On 13 April 2021, the European Data Protection Board (EDPB) adopted two Opinions on the draft UK adequacy decisions (Opinion 14/2021 and Opinion 15/2021). The EDPB noted “there are key areas of strong alignment between the EU and UK data protection frameworks on certain core provisions such as: grounds for lawful and fair processing for legitimate purposes; purpose limitation; data quality and proportionality; data retention, security and confidentiality; transparency; special categories of data; and on automated decision making and profiling.” This comes as no surprise to many given the UK’s approach to data protection and the GDPR pre- and (for the moment) post-Brexit.
As expected, areas of concern the EDPB identifies for further assessment and/or close monitoring are:
- the immigration exemption and its consequences on restrictions on data subject rights; and
- the application of restrictions to onward transfers of EEA personal data transferred to the UK, on the basis of, for instance, future adequacy decisions adopted by the UK, international agreements concluded between the UK and third countries, or derogations.

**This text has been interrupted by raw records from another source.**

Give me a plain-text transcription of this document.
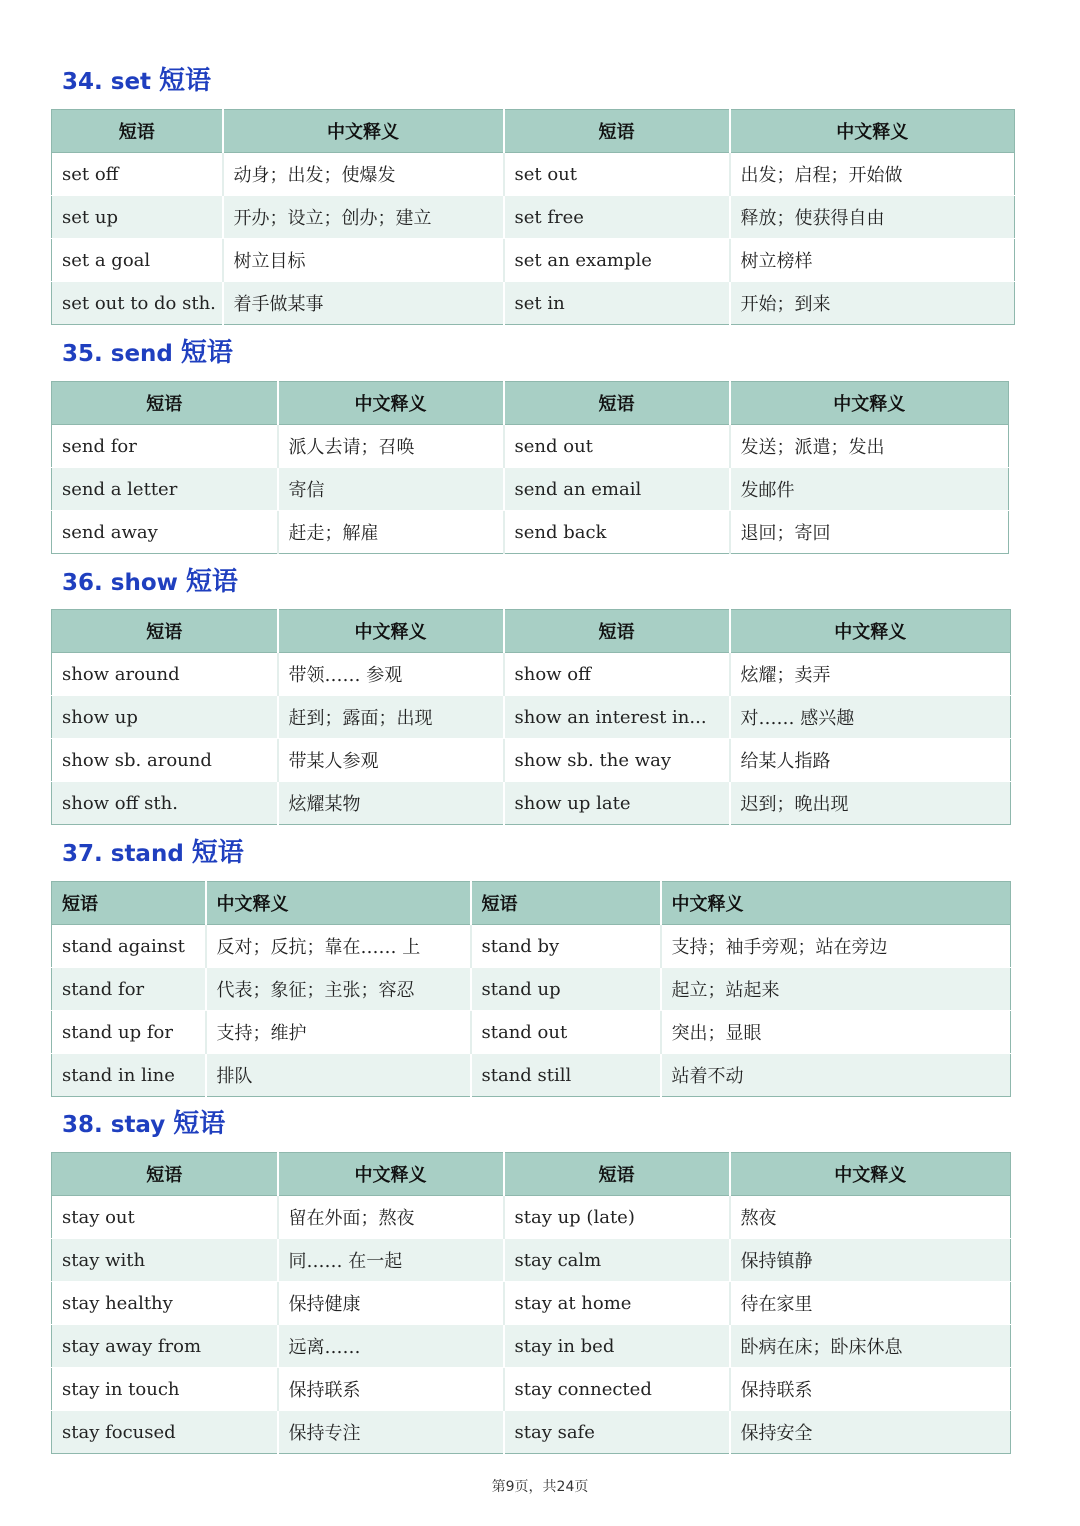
34. set 短语
短语	中文释义	短语	中文释义
set off	动身；出发；使爆发	set out	出发；启程；开始做
set up	开办；设立；创办；建立	set free	释放；使获得自由
set a goal	树立目标	set an example	树立榜样
set out to do sth.	着手做某事	set in	开始；到来
35. send 短语
短语	中文释义	短语	中文释义
send for	派人去请；召唤	send out	发送；派遣；发出
send a letter	寄信	send an email	发邮件
send away	赶走；解雇	send back	退回；寄回
36. show 短语
短语	中文释义	短语	中文释义
show around	带领…… 参观	show off	炫耀；卖弄
show up	赶到；露面；出现	show an interest in...	对…… 感兴趣
show sb. around	带某人参观	show sb. the way	给某人指路
show off sth.	炫耀某物	show up late	迟到；晚出现
37. stand 短语
短语	中文释义	短语	中文释义
stand against	反对；反抗；靠在…… 上	stand by	支持；袖手旁观；站在旁边
stand for	代表；象征；主张；容忍	stand up	起立；站起来
stand up for	支持；维护	stand out	突出；显眼
stand in line	排队	stand still	站着不动
38. stay 短语
短语	中文释义	短语	中文释义
stay out	留在外面；熬夜	stay up (late)	熬夜
stay with	同…… 在一起	stay calm	保持镇静
stay healthy	保持健康	stay at home	待在家里
stay away from	远离……	stay in bed	卧病在床；卧床休息
stay in touch	保持联系	stay connected	保持联系
stay focused	保持专注	stay safe	保持安全
第9页，共24页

In order to address the concerns about surveillance and national security, the EDPB “welcomes the establishment of the Investigatory Powers Tribunal to address the challenges of redress in the area of national security, and the introduction of Judicial Commissioners in the Investigatory Powers Act 2016 to ensure better oversight in that same field.” Again as expected the EDPB lists areas requiring clarification and/or monitoring as:
- bulk interceptions;
- independent assessment and oversight of the use of automated processing tools; and
- safeguards provided under UK law when it comes to overseas disclosure, in particular in light of the application of national security exemptions.
The EDPB is keen to point out that “laws evolve” and therefore any UK adequacy decision will be kept under review to ensure there is no divergence. In our earlier article (European Commission on the verge of granting 'adequacy' to the UK), Sean Illing pointed out the review mechanism the European Commission (Commission) has built into the draft adequacy decisions, i.e. they will be periodically reviewed every 4 years by the Commission, and any decision is open to challenge at the European Court of Justice.

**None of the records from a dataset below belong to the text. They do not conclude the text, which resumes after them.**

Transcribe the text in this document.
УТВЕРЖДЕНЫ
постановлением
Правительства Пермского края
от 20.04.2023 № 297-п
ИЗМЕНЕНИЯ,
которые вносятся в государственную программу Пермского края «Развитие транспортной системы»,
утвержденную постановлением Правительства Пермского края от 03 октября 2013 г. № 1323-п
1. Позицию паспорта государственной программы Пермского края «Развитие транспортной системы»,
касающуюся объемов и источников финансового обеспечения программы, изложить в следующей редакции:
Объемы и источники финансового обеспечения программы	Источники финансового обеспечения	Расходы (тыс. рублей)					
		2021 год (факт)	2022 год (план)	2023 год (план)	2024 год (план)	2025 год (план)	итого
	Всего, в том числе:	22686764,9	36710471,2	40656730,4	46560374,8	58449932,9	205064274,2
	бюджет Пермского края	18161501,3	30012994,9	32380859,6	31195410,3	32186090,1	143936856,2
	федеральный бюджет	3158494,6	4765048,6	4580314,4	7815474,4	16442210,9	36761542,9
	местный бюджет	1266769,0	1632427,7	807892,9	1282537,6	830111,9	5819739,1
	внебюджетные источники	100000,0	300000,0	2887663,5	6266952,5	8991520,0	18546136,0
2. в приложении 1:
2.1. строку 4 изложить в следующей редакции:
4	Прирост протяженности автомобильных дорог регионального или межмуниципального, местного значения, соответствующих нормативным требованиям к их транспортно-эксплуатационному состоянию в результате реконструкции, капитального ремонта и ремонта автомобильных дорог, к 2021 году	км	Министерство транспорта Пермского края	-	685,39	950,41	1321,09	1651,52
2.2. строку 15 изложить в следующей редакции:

Just to make it crystal clear, the EDPB’s Chair, Andrea Jelinek, said “we welcome the Commission's decision to limit the granted adequacy in time and the intention to closely monitor developments in the UK”.
There has clearly been some political manoeuvring to reach this outcome and to appease those Member States (or at least their Supervisory Authorities) who were not in favour of the UK attaining adequacy. The warning is there loud and clear - while alignment exists adequacy is on the cards, but too much divergence will not be accepted and the EU will be watching!
While this is a positive next step, the UK is not yet over the final hurdle. The Commission will take into account the EDPB’s Opinions and then will ask a committee of representatives from EU Member States to give the go ahead. It is worth remembering that as any adequacy decision is an “implementing act”, the European Parliament has limited power to revise or block such an act, and really only has a “right to object” if it believes the Commission has overstepped its implementing powers. Progress is being made and the Civil Liberties, Justice and Home Affairs Committee (LIBE) of the European Parliament began to consider the UK’s adequacy decisions last Monday (19 April).
So where are we? Are we actually any closer? Will this grant the certainty businesses want and need? Well these are the million dollar questions! We are one step further along the process but it is a process that needs to reach a conclusion, and a positive one at that! Timing may become an issue, although if neither party objects the bridge will automatically be extended to 30 June 2021. As for the certainty point, as with all good legal questions the answer is…it depends! In this case it depends not only on whether the adequacy decisions are granted but also what happens with UK data protection in the following 4 years prior to any decision being reviewed.
“[t]he EDPB recognises that the UK has mirrored, for the most part, the GDPR and LED in its data protection framework and when analysing its law and practice, the EDPB identified many aspects to be essentially equivalent.”